It's been a bit quiet on this mailing list, but I've been quite busy
working on the plugin, so I thought I'd give an update on things.
I've spent the last month or so focusing on the "libcpychecker" code
embedded within plugin sources. This is a substantial body of Python
code that uses the plugin, implementing a set of checks for C code,
which can detect mistakes in the handling of object reference-counts
within extension code for CPython itself.
I've been working on raising the quality of this code, and the best way
to do that seems to be to run the code on itself, or rather, on the
gcc-python-plugin C code.
This has been interesting, in that the code was working OK on the simple
examples I'd written for the test suite (see tests/cpychecker in the
source tree), but throwing a large body of real-world C code at it
exposed lots of bugs (for example, I'd entirely forgotten to handle the
"switch" statement!)
So I've been slowly fixing issues in the analysis code - and it has
found real bugs in the underlying plugin code, which is satisfying!
I've also started generalizing the analyzer with a pluggable interface
for writing new types of static analysis that need to track the possible
flows through a C/C++ function, using a Python interface. It should
eventually be possible to write Python hooks that describe testing for
e.g. glibc memory/fd leaks, kernel object refcounting and memory
management, etc etc, though I'm trying to focus my own efforts on the
CPython reference-leak detector. The system is intended to support
multiple plugins running at once, so that you can have e.g. both glibc
checking and Python checking happening at once.
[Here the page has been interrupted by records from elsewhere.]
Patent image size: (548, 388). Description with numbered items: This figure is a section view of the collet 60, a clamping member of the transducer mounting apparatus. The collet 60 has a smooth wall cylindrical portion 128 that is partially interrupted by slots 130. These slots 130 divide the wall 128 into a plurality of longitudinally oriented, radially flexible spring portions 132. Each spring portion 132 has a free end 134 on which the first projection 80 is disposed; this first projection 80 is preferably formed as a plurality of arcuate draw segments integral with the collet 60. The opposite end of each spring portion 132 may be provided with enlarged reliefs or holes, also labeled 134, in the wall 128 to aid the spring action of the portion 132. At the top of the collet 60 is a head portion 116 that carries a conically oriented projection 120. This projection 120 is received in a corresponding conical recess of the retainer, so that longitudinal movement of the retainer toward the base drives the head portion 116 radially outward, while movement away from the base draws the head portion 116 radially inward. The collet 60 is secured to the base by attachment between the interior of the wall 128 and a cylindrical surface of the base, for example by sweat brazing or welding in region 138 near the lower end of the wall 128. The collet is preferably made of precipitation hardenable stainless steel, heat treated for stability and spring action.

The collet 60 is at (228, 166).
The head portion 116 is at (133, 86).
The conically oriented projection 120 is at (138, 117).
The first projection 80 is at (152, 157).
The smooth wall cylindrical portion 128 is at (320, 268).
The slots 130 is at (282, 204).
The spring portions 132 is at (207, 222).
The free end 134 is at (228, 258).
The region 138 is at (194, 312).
So, before, the project looked like this:
+----------------------------------------------------------------------+
| cpychecker: analyzer for refcounts in CPython extension modules |
| (in Python) |
+---------------------------+ +----------------------------------------+
| gcc-python-plugin (in C) |-| libpython2.7.so or libpython3.2.so |
+---------------------------+ +----------------------------------------+
| gcc's cc1 (the compiler) |
+---------------------------+
and it is now beginning to look like this:
+----------------------------------------------------------+ +-----+
| analyzer for refcounts in CPython extension modules | | etc |
+----------------------------------------------------------+ +-----+
| static analysis engine (in python) |
+---------------------------+ +----------------------------------------+
| gcc-python-plugin (in C) |-| libpython2.7.so or libpython3.2.so |
+---------------------------+ +----------------------------------------+
| gcc's cc1 (the compiler) |
+---------------------------+
though the separation between the top two layers isn't as clean as it
ought to be yet.
If anyone's interested in writing another static analysis plugin (e.g.
libc malloc leaks), or in helping with the cpython checker, that would
be great.
The idea is that the flows of control through a function are modeled by
a tree of State objects, each of which describes the current program
counter location, along with the memory regions (l-values) we know
about, and the r-values that each region has (to track pointers and
arrays).
There are Transition objects, which link the State objects within the
tree.
There is a core "engine" which can generate Trace objects representing
each possible path of State and Transition objects through this tree,
interpreting GCC's internal representation.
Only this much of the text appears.